Monday, April 19, 2010

Richard Clark Non-fiction on Cyberwarfare

If you liked Clark's bestselling, reality-based thrillers, you'll want to read his new book warning about the Cyber attacks that have already been tested by countries like North Korea as well as all the ways both states and freelance terrorists can undermine every thing we use that touches a computer or the Internet (from banking to Air Defense Radar).

Terry Gross had a fascinating interview with Clark on "Fresh Air" today, if you want to know more.

Friday, April 9, 2010

In the good news department

The Economist reports success in growing forests around the world:

Slowing the losses
Some good news from the second differential

Apr 7th 2010 | From The Economist print edition

FOR the first time since the UN’s Food and Agriculture Organisation (FAO) started making decade-by-decade surveys of the world’s forests, it says it has evidence that efforts to slow the world’s rate of deforestation are working. The total area of forest on the planet is about 4 billion hectares (10 billion acres). In the “key findings” of its Global Forest Resources Assessment 2010 (the full report is not out for a few months) the FAO estimates that, during each of the past ten years, an average of roughly 13m hectares of forest (an area twice the size of Latvia) were either converted to other uses or lost through natural causes such as drought and fire. In the 1990s the figure was 16m hectares.

Reduced rates of deforestation in Brazil and Indonesia form a large part of the story, but the reduction was more broadly based. It was seen on all continents apart from Oceania and forest-free Antarctica—and the increased loss of forest in Oceania was caused largely by drought and fire, rather than by extra logging.

Monday, April 5, 2010

go Butler!

If you're watching the Basketball NCAA Final tonight, I hope you'll be rooting for Butler. I have a personal reason -- beyond their miracle underdog status -- I taught Freshman English at UCLA with Butler University President, Bobby Fong.

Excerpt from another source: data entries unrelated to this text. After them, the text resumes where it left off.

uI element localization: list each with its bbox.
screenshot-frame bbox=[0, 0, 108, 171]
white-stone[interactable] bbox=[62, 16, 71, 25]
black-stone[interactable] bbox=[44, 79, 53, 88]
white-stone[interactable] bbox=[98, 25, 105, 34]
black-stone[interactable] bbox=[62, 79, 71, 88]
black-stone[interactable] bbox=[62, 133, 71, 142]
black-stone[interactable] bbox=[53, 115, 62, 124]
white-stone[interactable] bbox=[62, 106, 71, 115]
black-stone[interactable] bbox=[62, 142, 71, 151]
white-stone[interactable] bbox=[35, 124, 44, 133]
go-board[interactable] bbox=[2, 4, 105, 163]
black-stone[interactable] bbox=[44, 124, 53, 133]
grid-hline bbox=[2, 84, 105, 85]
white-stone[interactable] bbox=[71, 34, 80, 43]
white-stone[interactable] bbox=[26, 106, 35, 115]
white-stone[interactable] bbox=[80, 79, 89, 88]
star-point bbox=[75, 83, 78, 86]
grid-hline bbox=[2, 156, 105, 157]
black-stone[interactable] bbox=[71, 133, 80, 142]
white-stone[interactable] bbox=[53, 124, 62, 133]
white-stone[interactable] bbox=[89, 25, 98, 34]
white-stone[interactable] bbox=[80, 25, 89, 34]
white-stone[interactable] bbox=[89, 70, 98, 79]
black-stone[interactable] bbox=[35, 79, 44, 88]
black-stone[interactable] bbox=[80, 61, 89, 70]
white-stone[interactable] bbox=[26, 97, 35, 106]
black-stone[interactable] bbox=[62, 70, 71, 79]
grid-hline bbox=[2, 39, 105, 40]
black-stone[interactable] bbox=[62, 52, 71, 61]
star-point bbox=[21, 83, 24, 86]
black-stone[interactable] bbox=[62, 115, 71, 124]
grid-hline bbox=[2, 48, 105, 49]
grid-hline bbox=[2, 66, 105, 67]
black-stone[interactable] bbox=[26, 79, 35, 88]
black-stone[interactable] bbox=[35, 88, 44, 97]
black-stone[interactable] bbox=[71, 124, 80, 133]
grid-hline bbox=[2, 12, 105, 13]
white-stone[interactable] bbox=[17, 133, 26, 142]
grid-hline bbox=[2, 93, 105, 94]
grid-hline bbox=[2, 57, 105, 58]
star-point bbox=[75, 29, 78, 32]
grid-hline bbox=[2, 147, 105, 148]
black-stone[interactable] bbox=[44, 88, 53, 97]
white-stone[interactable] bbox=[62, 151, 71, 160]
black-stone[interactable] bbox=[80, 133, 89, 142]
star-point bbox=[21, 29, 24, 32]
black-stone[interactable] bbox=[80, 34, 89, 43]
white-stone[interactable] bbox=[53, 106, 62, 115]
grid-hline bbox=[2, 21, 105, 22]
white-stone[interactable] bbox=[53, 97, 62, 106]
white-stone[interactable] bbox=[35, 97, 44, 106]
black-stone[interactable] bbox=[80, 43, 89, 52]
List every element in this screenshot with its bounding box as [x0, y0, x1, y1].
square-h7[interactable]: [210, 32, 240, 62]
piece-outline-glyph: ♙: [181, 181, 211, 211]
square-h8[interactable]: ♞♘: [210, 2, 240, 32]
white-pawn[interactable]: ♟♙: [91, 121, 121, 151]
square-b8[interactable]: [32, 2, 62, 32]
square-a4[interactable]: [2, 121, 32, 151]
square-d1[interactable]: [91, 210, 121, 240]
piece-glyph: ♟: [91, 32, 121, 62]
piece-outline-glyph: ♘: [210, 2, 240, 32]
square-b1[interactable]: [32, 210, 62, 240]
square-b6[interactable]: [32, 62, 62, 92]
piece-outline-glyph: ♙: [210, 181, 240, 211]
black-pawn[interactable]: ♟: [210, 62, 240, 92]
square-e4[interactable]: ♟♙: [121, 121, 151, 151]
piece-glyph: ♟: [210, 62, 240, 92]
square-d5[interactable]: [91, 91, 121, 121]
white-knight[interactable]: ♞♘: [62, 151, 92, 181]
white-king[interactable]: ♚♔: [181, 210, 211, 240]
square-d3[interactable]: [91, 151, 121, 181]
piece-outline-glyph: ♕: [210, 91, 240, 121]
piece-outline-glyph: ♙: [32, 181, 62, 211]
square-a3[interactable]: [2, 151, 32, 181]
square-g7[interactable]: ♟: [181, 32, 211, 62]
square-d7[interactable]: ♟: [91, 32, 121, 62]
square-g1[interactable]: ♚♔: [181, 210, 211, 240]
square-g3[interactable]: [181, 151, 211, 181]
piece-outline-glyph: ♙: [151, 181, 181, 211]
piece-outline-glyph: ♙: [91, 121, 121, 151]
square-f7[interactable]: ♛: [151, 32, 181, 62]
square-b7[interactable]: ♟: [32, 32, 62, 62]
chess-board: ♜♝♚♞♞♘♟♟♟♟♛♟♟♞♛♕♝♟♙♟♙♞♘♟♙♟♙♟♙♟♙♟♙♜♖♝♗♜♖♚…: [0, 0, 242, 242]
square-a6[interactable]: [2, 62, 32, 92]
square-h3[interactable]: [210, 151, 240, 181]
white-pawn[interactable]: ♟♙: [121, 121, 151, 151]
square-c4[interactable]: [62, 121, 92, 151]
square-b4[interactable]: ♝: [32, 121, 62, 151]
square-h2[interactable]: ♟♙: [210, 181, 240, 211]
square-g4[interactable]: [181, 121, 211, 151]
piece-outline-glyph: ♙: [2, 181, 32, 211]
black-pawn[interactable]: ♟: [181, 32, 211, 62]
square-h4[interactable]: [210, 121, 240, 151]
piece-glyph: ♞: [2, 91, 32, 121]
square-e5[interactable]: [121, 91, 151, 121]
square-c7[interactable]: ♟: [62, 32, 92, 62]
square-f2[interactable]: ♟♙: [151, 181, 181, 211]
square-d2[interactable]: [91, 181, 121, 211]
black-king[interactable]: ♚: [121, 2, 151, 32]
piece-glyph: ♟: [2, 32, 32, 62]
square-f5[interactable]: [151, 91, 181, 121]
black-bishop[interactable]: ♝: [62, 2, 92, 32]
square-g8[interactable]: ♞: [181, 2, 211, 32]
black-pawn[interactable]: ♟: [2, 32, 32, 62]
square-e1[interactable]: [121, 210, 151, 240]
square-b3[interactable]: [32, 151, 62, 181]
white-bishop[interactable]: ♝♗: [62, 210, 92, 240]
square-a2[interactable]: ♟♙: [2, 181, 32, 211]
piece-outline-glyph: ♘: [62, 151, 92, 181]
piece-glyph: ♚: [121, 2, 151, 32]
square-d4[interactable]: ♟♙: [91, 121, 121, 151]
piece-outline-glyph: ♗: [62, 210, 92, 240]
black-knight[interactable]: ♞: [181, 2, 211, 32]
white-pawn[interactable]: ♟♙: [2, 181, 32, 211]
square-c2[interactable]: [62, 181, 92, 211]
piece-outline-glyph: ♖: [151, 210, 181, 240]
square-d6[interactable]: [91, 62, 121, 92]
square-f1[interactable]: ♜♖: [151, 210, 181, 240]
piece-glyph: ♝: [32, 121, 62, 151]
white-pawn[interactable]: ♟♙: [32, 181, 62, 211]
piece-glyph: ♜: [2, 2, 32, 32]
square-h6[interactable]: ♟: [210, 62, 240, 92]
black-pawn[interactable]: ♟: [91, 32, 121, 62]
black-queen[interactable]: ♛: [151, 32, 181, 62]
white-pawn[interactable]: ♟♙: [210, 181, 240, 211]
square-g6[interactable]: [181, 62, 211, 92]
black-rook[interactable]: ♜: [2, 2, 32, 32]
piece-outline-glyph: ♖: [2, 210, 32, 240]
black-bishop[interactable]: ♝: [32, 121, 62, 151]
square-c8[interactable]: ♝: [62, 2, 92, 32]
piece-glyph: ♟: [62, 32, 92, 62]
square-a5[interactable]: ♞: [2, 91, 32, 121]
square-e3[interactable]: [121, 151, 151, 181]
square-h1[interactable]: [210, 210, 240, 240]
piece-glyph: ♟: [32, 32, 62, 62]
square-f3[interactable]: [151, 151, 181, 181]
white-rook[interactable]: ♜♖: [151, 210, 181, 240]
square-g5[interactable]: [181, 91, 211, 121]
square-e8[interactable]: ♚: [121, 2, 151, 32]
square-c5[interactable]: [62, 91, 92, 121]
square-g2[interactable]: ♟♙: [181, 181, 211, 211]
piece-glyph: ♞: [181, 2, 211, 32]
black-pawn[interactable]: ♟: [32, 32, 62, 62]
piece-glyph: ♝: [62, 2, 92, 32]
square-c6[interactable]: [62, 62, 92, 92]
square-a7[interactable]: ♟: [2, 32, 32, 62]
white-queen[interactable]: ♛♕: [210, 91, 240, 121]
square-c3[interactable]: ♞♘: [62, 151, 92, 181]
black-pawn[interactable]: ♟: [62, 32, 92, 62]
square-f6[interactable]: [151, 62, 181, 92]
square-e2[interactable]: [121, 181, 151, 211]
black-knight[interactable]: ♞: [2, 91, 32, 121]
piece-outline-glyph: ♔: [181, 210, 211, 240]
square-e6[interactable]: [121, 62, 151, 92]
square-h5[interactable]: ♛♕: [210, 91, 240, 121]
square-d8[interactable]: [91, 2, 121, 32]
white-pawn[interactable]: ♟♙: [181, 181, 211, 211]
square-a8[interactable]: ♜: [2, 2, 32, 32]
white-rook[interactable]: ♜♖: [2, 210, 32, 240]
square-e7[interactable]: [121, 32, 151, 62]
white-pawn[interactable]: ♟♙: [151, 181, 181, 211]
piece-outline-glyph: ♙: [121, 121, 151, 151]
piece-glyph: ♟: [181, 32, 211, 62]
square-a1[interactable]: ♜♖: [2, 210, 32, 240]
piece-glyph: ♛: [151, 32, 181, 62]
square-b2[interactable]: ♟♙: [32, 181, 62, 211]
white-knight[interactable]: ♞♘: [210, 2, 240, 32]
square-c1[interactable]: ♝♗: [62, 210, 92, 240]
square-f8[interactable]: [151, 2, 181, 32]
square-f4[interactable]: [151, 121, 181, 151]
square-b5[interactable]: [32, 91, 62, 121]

Although we haven't kept in touch since grad school, I have always remembered him for his ethics as a teacher. At a time when tenure track jobs at universities required you to love theory and Derrida above all else, he chose, instead, to teach undergraduates at Berea College in Appalachia. When I saw the announcement of his becoming president of Butler a few years ago, I was not surprised to learn it was a school that valued "The Butler Way" of combining academics and athletics.

With stars who go to class on the day of a tournament game, and Butler's 90% graduation rate for all athletes, it certainly seems they are for real.